NIMBY mentality in ‘bedroom’ towns
       As the publisher/editor of the S'Peaker newsletter and a native son of the Westside, I read with interest each issue of the Pioneer. The Pioneer's Kenyon Jordan really got it right with his column, “Mountain Lifestyle? Vroom!”
       Colorado Springs used to be the little sleepy town, at the foot of Pikes Peak and was referred to as “Little London.” Well... we've left that image behind. The Westside of Colorado Springs at one time was a thriving business community. It had all of the mom- and-pop businesses associated with enjoying common living with neighbors. Now, we have an explosion of bedroom communities surrounding us and they all want to be left alone with their NIMBY (Not-In-My-Back-Yard ) attitudes.
       Many Westside businesses have disappeared entirely, in fact, Best and Ace Hardware stores are the latest victims. But a person can always go to Wal-Mart if they have to. Wal-Mart is where the point of contention comes in.
       It is time that the so-called bedroom communities woke up and understood that their towns should shoulder the responsibilities of their own growth. They depend upon the services that Colorado Springs offers them for employment, travel, and recreation. They use our highways and roads to get there, and those go through our neighborhoods.
       In fact, 31st Street has become a virtual freeway for those living west of the city, as they leave the neighborhood to return to the quiet, laid-back adventure of the mountains. Speed bumps have even been discussed to slow the traffic on this residential street.
       US Highway 24 is another story.

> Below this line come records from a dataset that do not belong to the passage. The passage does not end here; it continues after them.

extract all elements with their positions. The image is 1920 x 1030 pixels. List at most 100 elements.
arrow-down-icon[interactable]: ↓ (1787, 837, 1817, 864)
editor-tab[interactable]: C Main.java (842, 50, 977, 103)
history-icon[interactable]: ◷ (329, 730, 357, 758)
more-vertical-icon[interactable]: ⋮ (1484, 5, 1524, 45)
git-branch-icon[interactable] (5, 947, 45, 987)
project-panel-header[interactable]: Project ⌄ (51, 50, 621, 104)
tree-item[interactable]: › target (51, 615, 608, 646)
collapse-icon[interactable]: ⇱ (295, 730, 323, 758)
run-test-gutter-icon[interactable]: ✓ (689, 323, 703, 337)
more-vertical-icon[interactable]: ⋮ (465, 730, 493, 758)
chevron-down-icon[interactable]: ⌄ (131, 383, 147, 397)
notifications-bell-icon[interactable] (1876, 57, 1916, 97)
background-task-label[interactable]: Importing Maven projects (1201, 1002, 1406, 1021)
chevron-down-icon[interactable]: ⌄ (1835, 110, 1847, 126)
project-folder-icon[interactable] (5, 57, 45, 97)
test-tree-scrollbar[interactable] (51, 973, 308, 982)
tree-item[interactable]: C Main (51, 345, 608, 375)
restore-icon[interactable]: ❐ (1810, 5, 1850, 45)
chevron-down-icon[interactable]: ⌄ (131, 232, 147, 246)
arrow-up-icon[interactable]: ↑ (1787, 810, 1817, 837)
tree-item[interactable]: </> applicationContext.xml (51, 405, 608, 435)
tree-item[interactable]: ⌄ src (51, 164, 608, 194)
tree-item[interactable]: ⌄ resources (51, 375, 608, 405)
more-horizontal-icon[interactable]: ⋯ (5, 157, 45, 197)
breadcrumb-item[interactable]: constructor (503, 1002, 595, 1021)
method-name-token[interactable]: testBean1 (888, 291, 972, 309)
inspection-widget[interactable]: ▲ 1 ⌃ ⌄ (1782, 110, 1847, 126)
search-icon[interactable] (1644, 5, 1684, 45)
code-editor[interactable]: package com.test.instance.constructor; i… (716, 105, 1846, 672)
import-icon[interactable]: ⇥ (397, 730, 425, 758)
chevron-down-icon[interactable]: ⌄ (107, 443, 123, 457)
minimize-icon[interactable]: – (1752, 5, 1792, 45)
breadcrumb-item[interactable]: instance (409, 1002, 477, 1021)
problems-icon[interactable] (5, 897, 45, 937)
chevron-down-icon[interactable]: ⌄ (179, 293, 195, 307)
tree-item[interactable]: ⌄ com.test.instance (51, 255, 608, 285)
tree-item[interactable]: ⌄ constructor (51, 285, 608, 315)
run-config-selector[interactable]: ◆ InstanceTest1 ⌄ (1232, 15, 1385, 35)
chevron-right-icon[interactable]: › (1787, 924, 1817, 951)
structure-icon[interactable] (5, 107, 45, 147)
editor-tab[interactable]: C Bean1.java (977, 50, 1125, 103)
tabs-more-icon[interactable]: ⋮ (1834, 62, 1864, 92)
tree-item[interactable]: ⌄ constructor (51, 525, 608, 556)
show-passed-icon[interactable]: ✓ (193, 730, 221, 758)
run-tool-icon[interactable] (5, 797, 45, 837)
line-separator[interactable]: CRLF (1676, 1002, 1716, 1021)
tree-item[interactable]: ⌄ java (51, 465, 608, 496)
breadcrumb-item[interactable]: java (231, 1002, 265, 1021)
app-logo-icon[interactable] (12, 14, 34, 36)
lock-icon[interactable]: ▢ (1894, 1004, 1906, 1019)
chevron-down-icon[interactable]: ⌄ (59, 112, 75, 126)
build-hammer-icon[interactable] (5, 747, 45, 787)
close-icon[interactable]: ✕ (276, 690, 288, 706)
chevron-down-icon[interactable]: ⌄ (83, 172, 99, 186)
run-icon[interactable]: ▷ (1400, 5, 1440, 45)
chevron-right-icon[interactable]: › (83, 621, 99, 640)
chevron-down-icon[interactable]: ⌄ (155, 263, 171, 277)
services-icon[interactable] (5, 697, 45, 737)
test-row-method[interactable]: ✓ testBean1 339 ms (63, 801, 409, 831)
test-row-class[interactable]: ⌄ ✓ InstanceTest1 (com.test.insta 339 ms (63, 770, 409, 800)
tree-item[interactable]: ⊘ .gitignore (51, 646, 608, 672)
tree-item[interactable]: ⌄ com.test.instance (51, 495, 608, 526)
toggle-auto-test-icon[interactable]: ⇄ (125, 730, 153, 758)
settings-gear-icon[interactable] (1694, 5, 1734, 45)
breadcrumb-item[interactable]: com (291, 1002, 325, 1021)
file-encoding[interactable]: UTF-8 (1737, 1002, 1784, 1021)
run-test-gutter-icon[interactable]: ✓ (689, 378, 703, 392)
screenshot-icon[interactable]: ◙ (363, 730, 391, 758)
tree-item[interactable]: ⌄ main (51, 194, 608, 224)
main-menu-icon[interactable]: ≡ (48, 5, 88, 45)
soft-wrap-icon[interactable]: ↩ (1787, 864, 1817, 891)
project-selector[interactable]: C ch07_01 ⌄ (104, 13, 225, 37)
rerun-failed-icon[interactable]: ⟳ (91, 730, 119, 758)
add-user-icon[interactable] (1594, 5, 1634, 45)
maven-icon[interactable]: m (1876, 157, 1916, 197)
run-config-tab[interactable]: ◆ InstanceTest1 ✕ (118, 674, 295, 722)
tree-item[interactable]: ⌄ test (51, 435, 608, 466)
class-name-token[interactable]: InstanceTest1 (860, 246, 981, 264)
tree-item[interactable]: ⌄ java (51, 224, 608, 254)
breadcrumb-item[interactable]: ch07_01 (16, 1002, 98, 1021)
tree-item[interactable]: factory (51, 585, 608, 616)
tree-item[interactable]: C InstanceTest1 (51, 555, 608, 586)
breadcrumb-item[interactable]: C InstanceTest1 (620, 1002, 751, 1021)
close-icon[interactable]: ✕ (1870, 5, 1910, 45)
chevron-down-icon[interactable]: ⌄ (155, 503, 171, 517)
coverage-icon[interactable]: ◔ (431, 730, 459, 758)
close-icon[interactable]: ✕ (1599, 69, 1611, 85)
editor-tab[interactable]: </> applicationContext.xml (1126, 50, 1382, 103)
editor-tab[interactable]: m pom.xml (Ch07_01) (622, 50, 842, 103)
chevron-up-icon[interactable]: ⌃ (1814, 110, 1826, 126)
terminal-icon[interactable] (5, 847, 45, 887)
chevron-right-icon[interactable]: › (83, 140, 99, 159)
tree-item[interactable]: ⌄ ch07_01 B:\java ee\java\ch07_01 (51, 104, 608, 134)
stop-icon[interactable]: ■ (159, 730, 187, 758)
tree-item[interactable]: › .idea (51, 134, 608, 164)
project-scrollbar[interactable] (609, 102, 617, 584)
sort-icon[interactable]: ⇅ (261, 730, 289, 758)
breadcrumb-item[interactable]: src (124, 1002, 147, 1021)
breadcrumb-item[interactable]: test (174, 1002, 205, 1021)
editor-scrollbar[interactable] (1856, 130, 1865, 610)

This might be the “Gateway to the West” and a valuable way to shop at the Westside Wal-Mart, but come on now - just what the heck is the matter with keeping the money made through employment in Colorado Springs in Woodland Park? Make it here, spend it there... basic economics. This might even ease our road repair and neighborhood congestion. It would certainly allow Woodland Park to upgrade from “bedroom community” to a real town with real shopping experiences, and it might alleviate the hassle of risking life and limb in order to trek down the pass to shop.
       Wal-Mart for Woodland Park is a fine idea whose time has come... It might even save lives by lowering the volume of traffic coming down Ute Pass. Who knows? You might just wake up and smell the pines again. This might even be beneficial to the family, because the citizens of Woodland Park would be able to stay closer to home and spend more time devoted to “mountain living.”

Ron Wright

‘Highest standards of journalism’
       Thanks for the great article on the Midland modular in the April 7 Pioneer. Over the years I have dealt with the media many times. Unfortunately, I have often seen many stories go for promoted agendas and “selling the news” rather than just telling the real story clearly and unbiased. Your approach reflected the highest standards of journalism as I understand them - honest, balanced and focused on keeping the public informed. It is my hope to live up to the same standard.